Что делает такой комиссар Хотиянцев в этом городе, неясно, никакой сюжетной роли в рассказе он не играет, но зато призван выразить авторскую позицию, хотя бы и изложенную языком полуграмотного большевика. Да и язык этот весьма условный, подражательный, как условен сам Хотиянцев, взятый напрокат у пролетариев (за исключением разве что взвившегося рыжего коня, позаимствованного из Апокалипсиса). И по-настоящему толстовское в рассказе не эта дешевая политграмота, а одна-единственная фраза, которая и выражает идею «Голубых городов»: «Жизнь, как злая, сырая баба, не любит верхоглядства. Мудрость в том, чтобы овладеть ею, посадить бабу в красный угол в порядке, в законе, — так по крайней мере объяснял в сумерки на обрыве товарищ Хотиянцев».

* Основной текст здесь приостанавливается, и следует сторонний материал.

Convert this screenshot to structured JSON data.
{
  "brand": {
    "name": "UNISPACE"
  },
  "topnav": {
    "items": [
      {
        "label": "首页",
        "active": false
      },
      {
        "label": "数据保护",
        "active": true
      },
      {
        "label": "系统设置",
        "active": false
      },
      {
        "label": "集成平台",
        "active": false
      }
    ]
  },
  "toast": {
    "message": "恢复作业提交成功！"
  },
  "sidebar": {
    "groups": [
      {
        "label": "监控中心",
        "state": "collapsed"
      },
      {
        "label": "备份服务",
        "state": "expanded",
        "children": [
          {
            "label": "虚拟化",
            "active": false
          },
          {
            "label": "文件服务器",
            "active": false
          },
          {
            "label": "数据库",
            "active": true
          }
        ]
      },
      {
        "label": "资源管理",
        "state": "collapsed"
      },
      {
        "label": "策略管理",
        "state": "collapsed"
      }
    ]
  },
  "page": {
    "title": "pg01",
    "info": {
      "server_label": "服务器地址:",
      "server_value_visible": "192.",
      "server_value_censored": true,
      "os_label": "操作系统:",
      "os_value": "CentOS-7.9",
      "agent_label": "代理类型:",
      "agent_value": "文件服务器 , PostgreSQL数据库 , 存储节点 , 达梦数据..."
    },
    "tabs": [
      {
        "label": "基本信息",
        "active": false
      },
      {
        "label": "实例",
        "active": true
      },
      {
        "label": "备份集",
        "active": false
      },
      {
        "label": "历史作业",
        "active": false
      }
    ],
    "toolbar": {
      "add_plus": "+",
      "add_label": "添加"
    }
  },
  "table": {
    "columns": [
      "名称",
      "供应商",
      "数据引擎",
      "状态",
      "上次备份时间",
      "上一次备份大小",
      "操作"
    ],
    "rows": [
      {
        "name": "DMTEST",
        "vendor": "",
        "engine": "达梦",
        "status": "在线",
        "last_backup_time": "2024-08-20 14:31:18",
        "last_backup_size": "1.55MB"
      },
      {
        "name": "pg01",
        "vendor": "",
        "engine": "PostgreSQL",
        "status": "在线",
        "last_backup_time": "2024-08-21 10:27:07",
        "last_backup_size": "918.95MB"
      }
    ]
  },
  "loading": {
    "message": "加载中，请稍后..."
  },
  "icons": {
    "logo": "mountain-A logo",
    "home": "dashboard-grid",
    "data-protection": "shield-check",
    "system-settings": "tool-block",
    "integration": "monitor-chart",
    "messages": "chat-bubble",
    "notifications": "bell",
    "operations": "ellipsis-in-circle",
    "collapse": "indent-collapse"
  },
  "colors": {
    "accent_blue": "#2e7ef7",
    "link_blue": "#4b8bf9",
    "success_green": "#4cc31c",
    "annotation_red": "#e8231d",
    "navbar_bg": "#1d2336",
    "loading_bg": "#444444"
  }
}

Объяснял, да только герой ничего не понял и оказался, как сказала бы Раневская из «Вишневого сада», ниже любви. И драма его не в том, что никому не нужны «голубые города», и не в том, что кончилась война и настал «нэп», а в том, что он не смог совладать, овладеть девушкой, в которую влюблен. Поражение красноармеец Буженинов терпит не от нэпа, а от своего мужского бессилия, от отсутствия в нем той жизненной силы, которая есть в других. В обывателях. А значит, и правды в нем никакой нет.
Сама же барышня Надя выглядит отчасти пародией на Дашу из «Хождения по мукам». Та же коллизия — девушка на пороге расставания со своей невинностью. Но если девственность Даши Толстой называл здоровой и она определяла нравственное чувство его героини, то здесь он следует в традициях не то весьма раскрепощенной литературы двадцатых годов, где «вся революция пропахла половыми органами Ордыниной» (знаменитая фраза из романа Пильняка «Голый год»), не то собственным опытам заволжского цикла.
«Всего хотеть — хотелок не хватит», — говорила Надя. Она была очень благоразумна. Но дни становились все жарче, по ночам жгла даже простыня. И поневоле каждый день Надя попадала в сад к Масловым, на подушки под яблоню. Благоразумие было само по себе, а жаркий вечер, сухие пилочки кузнечиков в скошенной траве, зацветшие липы да пчелы, истома под батистовым капотом (подарок Зои) и нахальный Сашка — все это было само по себе.
Лукаво шептала Зоя про свою «даже неестественно страстную любовь с молодым женатым доктором». Надя крепилась, хотя подумает: «А ведь засасывает меня омут, июньские дни», — и отчего-то — не страшно».
Вот и затянул. И ее, и Буженинова, и кончилось все совращением девушки в духе «Недели в Туреневе», убийством и поджогом целого города и пролетарским судом над поджигателем. Художественно неубедительно, идейно плоско и беззубо — новая действительность Толстому не давалась. Он уступал и Бабелю, и Зощенке, и Пильняку, не говоря уже о Булгакове и Платонове. Середина двадцатых годов в этом смысле вообще была по сравнению с предшествующим и последующим периодом его литературной деятельности неудачной. Рабоче-крестьянский граф не мог найти себя и заговорить своим голосом.